# Random Experiment exercise

1. Sep 13, 2013

### Thunderbird88

Hello,

1. The problem statement, all variables and given/known data

Suppose we have two boxes, numbered 1 and 2.
Box 1 contains 10 white and 6 numbered red balls, while Box 2 contains 8 white and 12 numbered red balls.
We take out 2 balls from Box 1 and are transferred in Box 2. Then, we choose 1 ball from Box 2.

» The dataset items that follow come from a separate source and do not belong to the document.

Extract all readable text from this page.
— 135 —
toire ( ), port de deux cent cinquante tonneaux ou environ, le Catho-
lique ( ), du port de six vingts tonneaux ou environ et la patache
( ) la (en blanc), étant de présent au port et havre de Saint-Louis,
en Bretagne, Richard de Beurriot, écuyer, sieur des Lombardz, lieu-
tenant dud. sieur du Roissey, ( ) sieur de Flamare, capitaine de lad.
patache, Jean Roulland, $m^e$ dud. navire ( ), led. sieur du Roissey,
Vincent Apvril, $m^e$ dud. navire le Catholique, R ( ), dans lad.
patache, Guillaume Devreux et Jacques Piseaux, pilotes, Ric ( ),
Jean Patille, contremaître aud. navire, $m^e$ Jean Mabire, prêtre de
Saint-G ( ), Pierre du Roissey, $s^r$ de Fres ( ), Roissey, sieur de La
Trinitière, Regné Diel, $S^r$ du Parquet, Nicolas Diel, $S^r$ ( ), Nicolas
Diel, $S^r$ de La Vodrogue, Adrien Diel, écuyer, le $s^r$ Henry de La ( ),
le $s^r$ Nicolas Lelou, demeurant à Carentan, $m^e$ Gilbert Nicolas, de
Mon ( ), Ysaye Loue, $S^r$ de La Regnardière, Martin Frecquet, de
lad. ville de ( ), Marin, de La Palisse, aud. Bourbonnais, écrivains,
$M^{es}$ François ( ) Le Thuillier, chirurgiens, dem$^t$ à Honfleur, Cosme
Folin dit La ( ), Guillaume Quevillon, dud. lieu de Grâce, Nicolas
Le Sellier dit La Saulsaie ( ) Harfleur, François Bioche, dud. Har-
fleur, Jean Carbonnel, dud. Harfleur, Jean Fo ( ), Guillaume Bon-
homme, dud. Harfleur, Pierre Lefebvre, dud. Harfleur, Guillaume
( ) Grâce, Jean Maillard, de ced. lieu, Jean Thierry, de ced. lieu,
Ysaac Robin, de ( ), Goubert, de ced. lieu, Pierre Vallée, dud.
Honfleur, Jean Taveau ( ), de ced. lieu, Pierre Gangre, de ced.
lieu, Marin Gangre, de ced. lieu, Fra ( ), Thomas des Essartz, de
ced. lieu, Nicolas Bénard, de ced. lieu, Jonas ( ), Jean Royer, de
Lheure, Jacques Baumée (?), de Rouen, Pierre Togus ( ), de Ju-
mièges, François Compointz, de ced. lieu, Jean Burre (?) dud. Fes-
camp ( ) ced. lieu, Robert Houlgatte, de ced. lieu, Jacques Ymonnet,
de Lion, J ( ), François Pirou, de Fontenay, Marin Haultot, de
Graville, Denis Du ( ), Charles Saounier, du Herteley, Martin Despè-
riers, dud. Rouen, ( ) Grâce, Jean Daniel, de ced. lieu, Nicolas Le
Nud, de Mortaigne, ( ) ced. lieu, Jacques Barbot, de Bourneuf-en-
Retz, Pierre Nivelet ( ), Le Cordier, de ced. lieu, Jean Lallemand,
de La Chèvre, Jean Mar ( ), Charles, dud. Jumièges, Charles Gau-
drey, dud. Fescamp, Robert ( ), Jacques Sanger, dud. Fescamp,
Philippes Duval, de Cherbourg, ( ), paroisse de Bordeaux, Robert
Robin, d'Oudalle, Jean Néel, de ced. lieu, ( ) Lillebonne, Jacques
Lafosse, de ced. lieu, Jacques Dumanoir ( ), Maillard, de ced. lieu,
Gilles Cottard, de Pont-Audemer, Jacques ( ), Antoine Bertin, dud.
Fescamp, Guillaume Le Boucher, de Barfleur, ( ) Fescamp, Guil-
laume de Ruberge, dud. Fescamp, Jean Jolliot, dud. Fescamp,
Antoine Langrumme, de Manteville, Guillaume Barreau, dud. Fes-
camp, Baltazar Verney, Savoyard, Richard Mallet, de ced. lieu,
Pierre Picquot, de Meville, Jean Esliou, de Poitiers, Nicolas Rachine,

a) Find the probability to take out one red ball from Box 2 and
b) Find the probability that we transferred one red and one white ball from Box 1 in Box 2, given that we took out a red ball from Box 2.

2. Relevant equations

The relevant relations are the Law of Total Probability:
$$P(B) = \sum_{i=1}^n P(A_i)P(B|A_i)$$

and the Bayes Theorem:
$$P(A_i|B) = \dfrac{P(A_i)P(B|A_i)}{\sum_{i=1}^n P(A_i)P(B|A_i)}$$

3. The attempt at a solution

My solution is:

Suppose we have the following events:

A1: we transferred two white balls from Box 1 to Box 2
A2: we transferred one white and one red ball from Box 1 to Box 2
A3: we transferred two red balls from Box 1 to Box 2
B: we took out one red ball from Box 2

a) Applying the Law of total probability, I have:

$$P(B) = P(A1)P(B|A1) + P(A2)P(B|A2) + P(A3)P(B|A3) =$$
\begin{align} = \dfrac{\binom{10}{2}}{\binom{16}{2}} \cdot \dfrac{\binom{12}{1}}{\binom{22}{1}} + \dfrac{\binom{10}{1} \cdot \binom{6}{1}}{\binom{16}{2}} \cdot \dfrac{\binom{13}{1}}{\binom{22}{1}} + \dfrac{\binom{6}{2}}{\binom{16}{2}} \cdot \dfrac{\binom{14}{1}}{\binom{22}{1}} =\\\\ = \dfrac{45}{120} \cdot \dfrac{12}{22} + \dfrac{10 \cdot 6}{120} \cdot \dfrac{13}{22} + \dfrac{15 \cdot 14}{120 \cdot 22} = 0.5795 \end{align}

b) $$P(A2|B) = \dfrac{\text{P(A2)} \cdot \text{P(B|A2)}}{\text{P(B)}} = \dfrac{\dfrac{\binom{10}{1} \cdot \binom{6}{1}}{\binom{16}{2}} \cdot \dfrac{\binom{13}{1}}{\binom{22}{1}}}{0.5795} = 0.5099$$

4. Textbook's Solution

The textbook confuses me, because it defines the event B as "we take out a white ball from Box 2" and then for question (a), it computes:

$$P(B) = P(A1)P(B|A1) + P(A2)P(B|A2) + P(A3)P(B|A3) =$$

\begin{align} = \dfrac{\binom{10}{2}}{\binom{16}{2}} \cdot \dfrac{\binom{10}{1}}{\binom{22}{1}} + \dfrac{\binom{10}{1} \cdot \binom{6}{1}}{\binom{16}{2}} \cdot \dfrac{\binom{9}{1}}{\binom{22}{1}} + \dfrac{\binom{6}{2}}{\binom{16}{2}} \cdot \dfrac{\binom{8}{1}}{\binom{22}{1}} \text{It stops here.} \end{align}

Also, for (b), it computes:

$$P(A2|B) = \dfrac{\text{P(A2)} \cdot \text{P(B|A2)}}{\text{P(B)}} = \dfrac{\binom{10}{1} \cdot \binom{6}{1}}{\binom{16}{2}} \cdot \dfrac{\binom{9}{1}}{\binom{22}{1}}$$

Shouldn't this be divided by P(B), as well?

Is the textbook wrong or am I missing something?

Thank you.

Last edited: Sep 13, 2013
2. Sep 13, 2013

### Staff: Mentor

I agree that this should get divided by P(B).